Emma était gênée. Elle jouait machinalement avec le bouton de sa chemise, tout en fixant l’interrupteur qui permettait de faire monter ou descendre la vitre de la voiture. Elle se remémora la nuit dernière avec Gabriel. Ils s’étaient quittés sans promesse, avec un délicieux souvenir. Des moments magiques. Il lui avait laissé sa carte, elle lui avait donné la sienne.

Emma avait conservé ce secret pour elle, comme un rêve que l’on fait et que l’on garde jalousement pour soi. Ils avaient ramassé leurs affaires, s’étaient rhabillés, avaient attendu que la lumière revienne. Elle s’était endormie sur son épaule, il avait caressé ses cheveux et sa nuque pendant tout le temps. Un geste tendre. Celui d’un amoureux, pas d’un amant passager.

Il l’avait réveillée d’un baiser sur son front, tout en douceur, lorsque l’ascenseur s’était remis en marche. Et avant de la quitter, Gabriel l’avait embrassée fougueusement. Avec une passion qu’Emma n’avait jamais connue. Un petit pincement dans son cœur lui disait qu’elle ne le reverrait jamais. Il devait être déjà de retour dans sa vie normale.
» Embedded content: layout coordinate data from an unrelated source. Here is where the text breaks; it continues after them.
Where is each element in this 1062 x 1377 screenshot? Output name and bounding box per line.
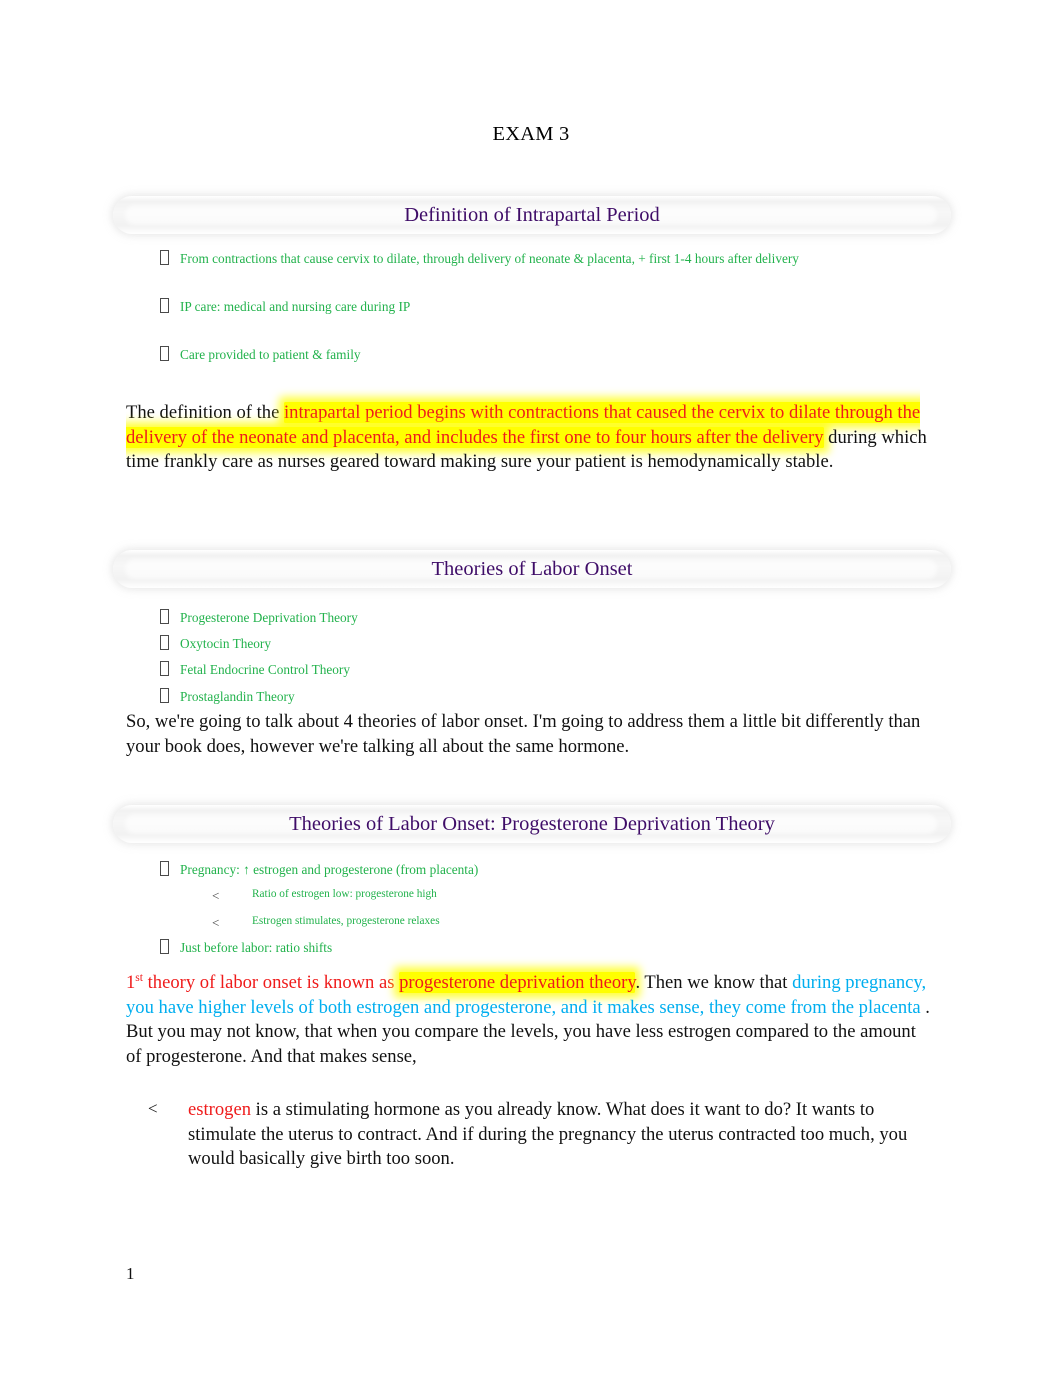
narration-paragraph-1: The definition of the intrapartal period… <box>126 401 934 475</box>
narration-highlighted-term: progesterone deprivation theory <box>399 972 636 993</box>
angle-bracket-bullet-icon: < <box>212 915 220 931</box>
sub-list-item: < Estrogen stimulates, progesterone rela… <box>152 914 852 932</box>
bullet-list-1: From contractions that cause cervix to d… <box>152 250 852 367</box>
tofu-bullet-icon <box>152 609 180 629</box>
bullet-list-3: Pregnancy: ↑ estrogen and progesterone (… <box>152 861 852 959</box>
narration-paragraph-3: 1st theory of labor onset is known as pr… <box>126 971 934 1070</box>
list-item: Oxytocin Theory <box>152 635 852 655</box>
list-item-label: Care provided to patient & family <box>180 347 361 363</box>
angle-bracket-bullet-icon: < <box>212 888 220 904</box>
page-number: 1 <box>126 1264 135 1283</box>
sub-list-item-label: Ratio of estrogen low: progesterone high <box>252 888 437 901</box>
section-heading-text-3: Theories of Labor Onset: Progesterone De… <box>289 812 775 835</box>
tofu-bullet-icon <box>152 250 180 270</box>
section-heading-text-2: Theories of Labor Onset <box>431 557 633 580</box>
ordinal-suffix: st <box>135 971 143 984</box>
list-item-label: Progesterone Deprivation Theory <box>180 610 358 625</box>
tofu-bullet-icon <box>152 861 180 881</box>
list-item: Progesterone Deprivation Theory <box>152 609 852 629</box>
list-item: Care provided to patient & family <box>152 346 852 366</box>
list-item-label: Pregnancy: ↑ estrogen and progesterone (… <box>180 862 479 877</box>
page-title: EXAM 3 <box>492 123 570 145</box>
narration-plain-mid: . Then we know that <box>635 972 793 993</box>
list-item: Pregnancy: ↑ estrogen and progesterone (… <box>152 861 852 881</box>
list-item-label: From contractions that cause cervix to d… <box>180 251 799 266</box>
section-heading-bar-1: Definition of Intrapartal Period <box>113 196 951 234</box>
tofu-bullet-icon <box>152 298 180 318</box>
list-item: Fetal Endocrine Control Theory <box>152 661 852 681</box>
tofu-bullet-icon <box>152 938 180 959</box>
narration-paragraph-2: So, we're going to talk about 4 theories… <box>126 711 921 757</box>
list-item-label: Oxytocin Theory <box>180 636 271 652</box>
sub-list-item-label: Estrogen stimulates, progesterone relaxe… <box>252 915 440 928</box>
narration-bullet-body: estrogen is a stimulating hormone as you… <box>188 1098 908 1172</box>
narration-red-lead: theory of labor onset is known as <box>142 972 400 993</box>
list-item: Prostaglandin Theory <box>152 687 852 708</box>
narration-lead-text: The definition of the <box>126 402 285 423</box>
angle-bracket-bullet-icon: < <box>148 1099 158 1118</box>
tofu-bullet-icon <box>152 687 180 708</box>
tofu-bullet-icon <box>152 661 180 681</box>
list-item-label: IP care: medical and nursing care during… <box>180 299 411 315</box>
narration-bullet-item: < estrogen is a stimulating hormone as y… <box>148 1098 908 1172</box>
section-heading-bar-3: Theories of Labor Onset: Progesterone De… <box>113 805 951 843</box>
document-page: EXAM 3 Definition of Intrapartal Period … <box>0 0 1062 1377</box>
list-item: IP care: medical and nursing care during… <box>152 298 852 318</box>
bullet-list-2: Progesterone Deprivation Theory Oxytocin… <box>152 609 852 708</box>
tofu-bullet-icon <box>152 346 180 366</box>
list-item-label: Prostaglandin Theory <box>180 688 295 704</box>
section-heading-text-1: Definition of Intrapartal Period <box>404 203 660 226</box>
list-item-label: Fetal Endocrine Control Theory <box>180 662 350 678</box>
sub-list-item: < Ratio of estrogen low: progesterone hi… <box>152 887 852 905</box>
section-heading-bar-2: Theories of Labor Onset <box>113 550 951 588</box>
narration-bullet-red-word: estrogen <box>188 1099 251 1120</box>
list-item: From contractions that cause cervix to d… <box>152 250 852 270</box>
narration-bullet-rest: is a stimulating hormone as you already … <box>188 1099 908 1170</box>
ordinal-number: 1 <box>126 972 136 993</box>
tofu-bullet-icon <box>152 635 180 655</box>
list-item-label: Just before labor: ratio shifts <box>180 939 333 955</box>
list-item: Just before labor: ratio shifts <box>152 938 852 959</box>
Une existence qu’elle imaginait occupée, avec un horaire chargé et actif, et pas une seule minute pour lui ou même pour songer à elle. Sûrement que pour lui, elle n’avait été qu’une brève histoire et il était sûrement passé à autre chose. C’est ce qu’elle croyait. Et c’était peut-être mieux ainsi. Néanmoins, elle avait de la difficulté à reprendre le cours de sa vie après avoir expérimenté un moment aussi fort avec un simple inconnu. Pourtant, elle n’était pas la première personne à connaître cela, et elle ne serait certainement pas la dernière. Elle avait changé depuis la nuit précédente. Elle avait grandi.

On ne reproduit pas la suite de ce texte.